Ok, a few things:
- You're right, I was mistaken. The DEP contract is in fact, legally binding. And yes, it is very easy to get out of it. You just have to write a request for separation and it's almost always granted.
- I agree, as a leader, if you can't depend on people to follow through with what they say they will do, it's a nightmare.
- Should he have followed through? Absolutely. The bottom line is that he said he would, and then later changed his mind. This kind of behavior doesn't exactly engender good relationships with the Navy, his recruiters, or the Nukeworker.com forum members.
- Yes, he is a kid. He's still got a lot of growing up to do.

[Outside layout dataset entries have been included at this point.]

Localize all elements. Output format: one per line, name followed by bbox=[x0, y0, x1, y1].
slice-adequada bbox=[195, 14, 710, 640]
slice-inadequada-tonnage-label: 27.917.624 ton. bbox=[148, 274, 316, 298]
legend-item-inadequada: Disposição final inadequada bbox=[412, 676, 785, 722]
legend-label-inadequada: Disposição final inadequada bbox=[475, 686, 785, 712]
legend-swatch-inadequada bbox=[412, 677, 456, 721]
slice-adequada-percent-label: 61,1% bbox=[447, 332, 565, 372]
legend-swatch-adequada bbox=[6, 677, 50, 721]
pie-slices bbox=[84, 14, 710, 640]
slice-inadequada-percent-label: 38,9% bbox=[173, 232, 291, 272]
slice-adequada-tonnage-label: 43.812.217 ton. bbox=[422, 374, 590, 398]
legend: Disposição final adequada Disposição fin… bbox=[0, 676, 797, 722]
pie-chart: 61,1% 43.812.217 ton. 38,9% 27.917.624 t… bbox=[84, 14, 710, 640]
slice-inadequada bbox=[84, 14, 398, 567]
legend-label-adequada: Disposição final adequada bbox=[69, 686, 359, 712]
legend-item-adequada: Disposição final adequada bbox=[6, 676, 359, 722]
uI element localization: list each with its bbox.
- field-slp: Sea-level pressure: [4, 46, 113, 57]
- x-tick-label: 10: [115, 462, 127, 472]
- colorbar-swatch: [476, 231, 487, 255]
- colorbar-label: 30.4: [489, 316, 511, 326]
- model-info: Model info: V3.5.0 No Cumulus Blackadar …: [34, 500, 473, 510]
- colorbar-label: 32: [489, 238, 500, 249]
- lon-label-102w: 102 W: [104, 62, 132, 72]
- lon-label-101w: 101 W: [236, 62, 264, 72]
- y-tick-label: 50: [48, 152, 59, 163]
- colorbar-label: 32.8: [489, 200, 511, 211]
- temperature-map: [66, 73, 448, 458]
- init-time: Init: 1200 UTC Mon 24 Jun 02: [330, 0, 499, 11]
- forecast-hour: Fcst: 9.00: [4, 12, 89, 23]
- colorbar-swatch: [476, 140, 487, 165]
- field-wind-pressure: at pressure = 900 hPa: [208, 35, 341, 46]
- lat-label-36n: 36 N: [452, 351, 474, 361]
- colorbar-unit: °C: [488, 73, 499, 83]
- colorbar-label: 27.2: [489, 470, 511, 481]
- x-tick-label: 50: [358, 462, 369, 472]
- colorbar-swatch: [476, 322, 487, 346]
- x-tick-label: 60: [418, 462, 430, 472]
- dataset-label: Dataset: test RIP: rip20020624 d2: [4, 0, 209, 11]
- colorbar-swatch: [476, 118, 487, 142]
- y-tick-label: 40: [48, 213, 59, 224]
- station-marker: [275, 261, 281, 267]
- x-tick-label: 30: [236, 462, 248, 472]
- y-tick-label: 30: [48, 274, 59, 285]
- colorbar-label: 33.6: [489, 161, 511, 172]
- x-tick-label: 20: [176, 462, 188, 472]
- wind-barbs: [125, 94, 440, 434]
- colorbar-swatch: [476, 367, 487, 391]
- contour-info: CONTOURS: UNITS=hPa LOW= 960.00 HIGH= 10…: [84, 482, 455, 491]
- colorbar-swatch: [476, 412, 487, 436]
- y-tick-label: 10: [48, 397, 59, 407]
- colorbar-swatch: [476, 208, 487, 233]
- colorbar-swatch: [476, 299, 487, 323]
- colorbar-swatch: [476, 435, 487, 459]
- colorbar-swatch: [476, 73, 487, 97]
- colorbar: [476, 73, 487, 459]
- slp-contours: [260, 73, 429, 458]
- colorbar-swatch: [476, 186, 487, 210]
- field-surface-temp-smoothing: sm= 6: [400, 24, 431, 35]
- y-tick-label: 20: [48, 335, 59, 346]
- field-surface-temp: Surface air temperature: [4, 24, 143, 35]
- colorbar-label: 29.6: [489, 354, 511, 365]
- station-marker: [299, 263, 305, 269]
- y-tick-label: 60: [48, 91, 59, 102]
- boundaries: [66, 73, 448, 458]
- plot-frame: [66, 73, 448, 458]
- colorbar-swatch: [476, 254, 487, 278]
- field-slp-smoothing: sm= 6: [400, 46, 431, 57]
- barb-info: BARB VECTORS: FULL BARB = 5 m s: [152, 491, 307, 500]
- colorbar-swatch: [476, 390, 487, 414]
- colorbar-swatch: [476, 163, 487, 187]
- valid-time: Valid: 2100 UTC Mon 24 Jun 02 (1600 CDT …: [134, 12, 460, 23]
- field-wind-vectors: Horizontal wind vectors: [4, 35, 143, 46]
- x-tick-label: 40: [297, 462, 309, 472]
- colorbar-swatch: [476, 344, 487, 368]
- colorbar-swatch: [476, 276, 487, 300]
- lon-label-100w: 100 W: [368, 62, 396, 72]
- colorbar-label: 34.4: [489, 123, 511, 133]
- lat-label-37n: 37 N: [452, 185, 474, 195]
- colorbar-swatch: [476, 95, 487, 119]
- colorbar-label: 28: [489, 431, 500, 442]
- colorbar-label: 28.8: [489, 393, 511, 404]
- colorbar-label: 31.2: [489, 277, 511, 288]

So why am I still arguing on his behalf? Because I'm too soft idealistic, I suppose.
The Navy (and indeed the military in general) has a way of giving you an inner strength. Actually it's probably more accurate to say that it has a way of forcing you to discover an inner strength that you may not have otherwise known. You are tested, again and again. The stress, strain, and hardship you experience physically, mentally, and emotionally will strip away all pretenses.
Everybody (and I mean everybody) will come to that moment where they hit a brick wall. For me, it happened during my first year onboard a fast-attack submarine while in the shipyards. I was at probably the lowest point in my naval career. For as long as I could remember, I was exhausted, depressed, and beaten down. I wanted to give up. The thought had crossed my mind. But I didn't give up. I persevered. Instead of throwing in the towel, I kept trudging through. Eventually, I emerged on the other side. And in that moment, I discovered something about myself that I never imagined possible.
I discovered my true character. I can thank the Navy for giving me that valuable intangible benefit.
Now, whenever I see these bright-eyed recruits with their NUB questions and their enthusiastic posts, I see myself. They haven't hit their brick walls yet, but they will. There's no way to know what's lurking inside each of us until we are faced with that adversity.
So tfryman made a mistake. Sh*t happens. In my opinion (and remember I'm a softie) there are enough extenuating circumstances surrounding this incident to warrant a second chance. Put him on probation, if you like. But don't throw away an otherwise promising young sailor because of this.
It's not too late to make this boy a man.